Generating spatial attention weight w by sigmoid₀By encoding of the original image f₀And heterogeneous image coding f₁，f₂，f₃Respectively with spatial attention weight w₀Performing matrix multiplication to obtain the data added with space attention

After paying attention to the acquired added space

Add channel attention, to

In [ H, W, C ]]Performing global pooling in dimension to obtain features

Generating weights z by fully connected layers and sigmoid₀Will z₀And

And the matrix dimensions of the original image coding and the heterogeneous image coding are [ H, W, C ].

5. The image compression recovery method based on the multi-head heterogeneous convolution self-encoder according to claim 4, wherein the depth learning method based on the decoder decodes the compressed image to obtain a recovered image, and specifically includes: for compressed image f_qPerforming inverse quantization, performing upsampling on the image by a decoder by using deconvolution operation, enlarging dimension of H and W of the image subjected to inverse quantization, and finally outputting a restored image

Dimension of [ H ]₀，W₀，3]And an original image I₀The dimensions are the same.

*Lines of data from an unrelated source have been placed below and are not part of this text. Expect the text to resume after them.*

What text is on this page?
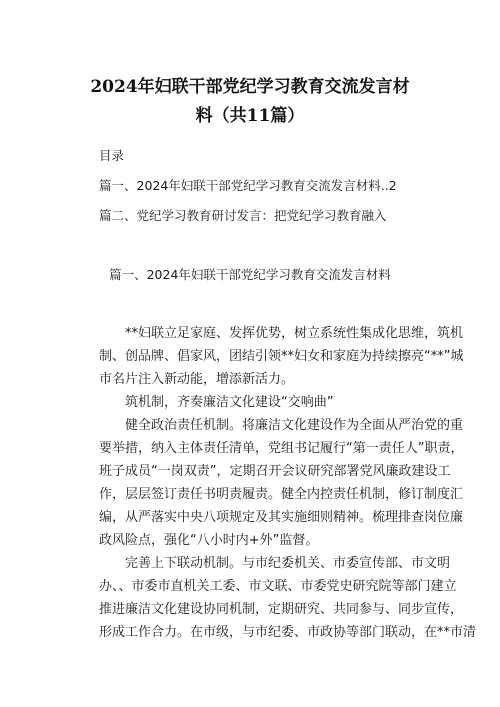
2024年妇联干部党纪学习教育交流发言材
料（共11篇）
目录
篇一、2024年妇联干部党纪学习教育交流发言材料..2
篇二、党纪学习教育研讨发言：把党纪学习教育融入
篇一、2024年妇联干部党纪学习教育交流发言材料
　　**妇联立足家庭、发挥优势，树立系统性集成化思维，筑机
制、创品牌、倡家风，团结引领**妇女和家庭为持续擦亮“**”城
市名片注入新动能，增添新活力。
　　筑机制，齐奏廉洁文化建设“交响曲”
　　健全政治责任机制。将廉洁文化建设作为全面从严治党的重
要举措，纳入主体责任清单，党组书记履行“第一责任人”职责，
班子成员“一岗双责”，定期召开会议研究部署党风廉政建设工
作，层层签订责任书明责履责。健全内控责任机制，修订制度汇
编，从严落实中央八项规定及其实施细则精神。梳理排查岗位廉
政风险点，强化“八小时内+外”监督。
　　完善上下联动机制。与市纪委机关、市委宣传部、市文明
办、、市委市直机关工委、市文联、市委党史研究院等部门建立
推进廉洁文化建设协同机制，定期研究、共同参与、同步宣传，
形成工作合力。在市级，与市纪委、市政协等部门联动，在**市清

6. The image compression recovery method based on the multi-head heterogeneous convolution self-encoder according to claim 5, wherein the loss function is shown in formula (2):

7. An image compression recovery system based on a multi-head heterogeneous convolutional auto-encoder, comprising:

8. A terminal device comprising a memory, a processor and a computer program stored in the memory and executable on the processor, characterized in that the processor implements the steps of the method according to any of claims 1-6 when executing the computer program.

9. A computer-readable storage medium, in which a computer program is stored which, when being executed by a processor, carries out the steps of the method according to any one of claims 1 to 6.